Originally posted on The Pastry Box
Twitter is a fabulous medium for tossing out random thoughts. Great for people with ADD like me – much easier than blogging. 71k+ posts in a little less than 8 years will tell you I’m a fan. In general I think it’s been a positive thing, but there are… some issues.
There’s this thing with interacting only via text where I believe we tend to worry less about how our words may affect others. Maybe it’s because we don’t have to see a confused or pained expression on the reader’s face. This is exacerbated on an intentionally curt medium like Twitter, where expressing a nuanced, complex idea is particularly problematic. The writer can’t easily anticipate potential confusion and address it when they have 140 characters1.
So on the reader’s side, you strip out nuance and language that makes it easier to judge intent. Pair that with the tendency I have, and I think many others do, to take written communication in the most negative way possible, and things can get really nasty, really fast.

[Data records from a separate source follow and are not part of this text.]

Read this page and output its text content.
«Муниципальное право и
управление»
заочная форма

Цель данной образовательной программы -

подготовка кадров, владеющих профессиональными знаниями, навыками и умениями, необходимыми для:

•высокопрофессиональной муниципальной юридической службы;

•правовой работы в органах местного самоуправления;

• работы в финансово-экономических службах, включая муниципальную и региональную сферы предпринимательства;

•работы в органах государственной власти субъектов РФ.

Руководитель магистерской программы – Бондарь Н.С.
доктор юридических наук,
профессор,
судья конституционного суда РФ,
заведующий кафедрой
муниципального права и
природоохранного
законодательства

This often has come up in the context of software or tools I’ve made. When I was working on Spaz, I often read rather curt messages from users about the open source software I gave away for free. A couple choice quotes:
I did an impromptu presentation one time entitled “Users Are Assholes” just for this reason. Thing is, they’re not assholes: they’re just being insensitive, because they’re not thinking that a human being just like them worked hard on this. I am pretty sure they wouldn’t like anyone saying that the project they had put hundreds of hours into and given away for free “sucks.” Not many people wouldn’t take that personally. I definitely lost my temper plenty of times over stuff like that.
I’m not going to just excuse the sometimes-fucked-up stuff I wrote or did when I was triggered, though. I have to take responsibility for my actions, even in the light of a trigger like that. Yes, it can be difficult not to, but to quote Sri Nisargadatta Maharaj:
Whatever happens, happens to you, by you, through you; you are the creator, enjoyer and destroyer of all you perceive.
I am responsible for how the expressions of others affect me, and being a slave to them is a terribly unpleasant state of being. I know, because I’ve struggled with it for nearly 40 years.
The other thing I found is that if you avoid responding in kind, but instead offer an empathetic response, you often can immediately change the tone of the conversation. If, however, I respond negatively, I almost always have reinforced the existing negative perception that existed, or I found that the person didn’t intend something so negative as I took it, and now they’re wondering why I’m being such a dick.
I also find it helpful to suggest moving the medium to one which is less prone to mistaken inference. If it’s possible to get the conversation off of a text medium, that’s great (although potentially creepy). If not, something more verbose like e-mail or SMS or IM or whatever the kids use these days is probably a lot better and less likely to turn into a shitstorm.
As Dalton says in Road House:
If somebody gets in your face and calls you a cocksucker, I want you to be nice. Ask him to walk. Be nice. If he won’t walk, walk him. But be nice. If you can’t walk him, one of the others will help you, and you’ll both be nice. I want you to remember that it’s a job. It’s nothing personal.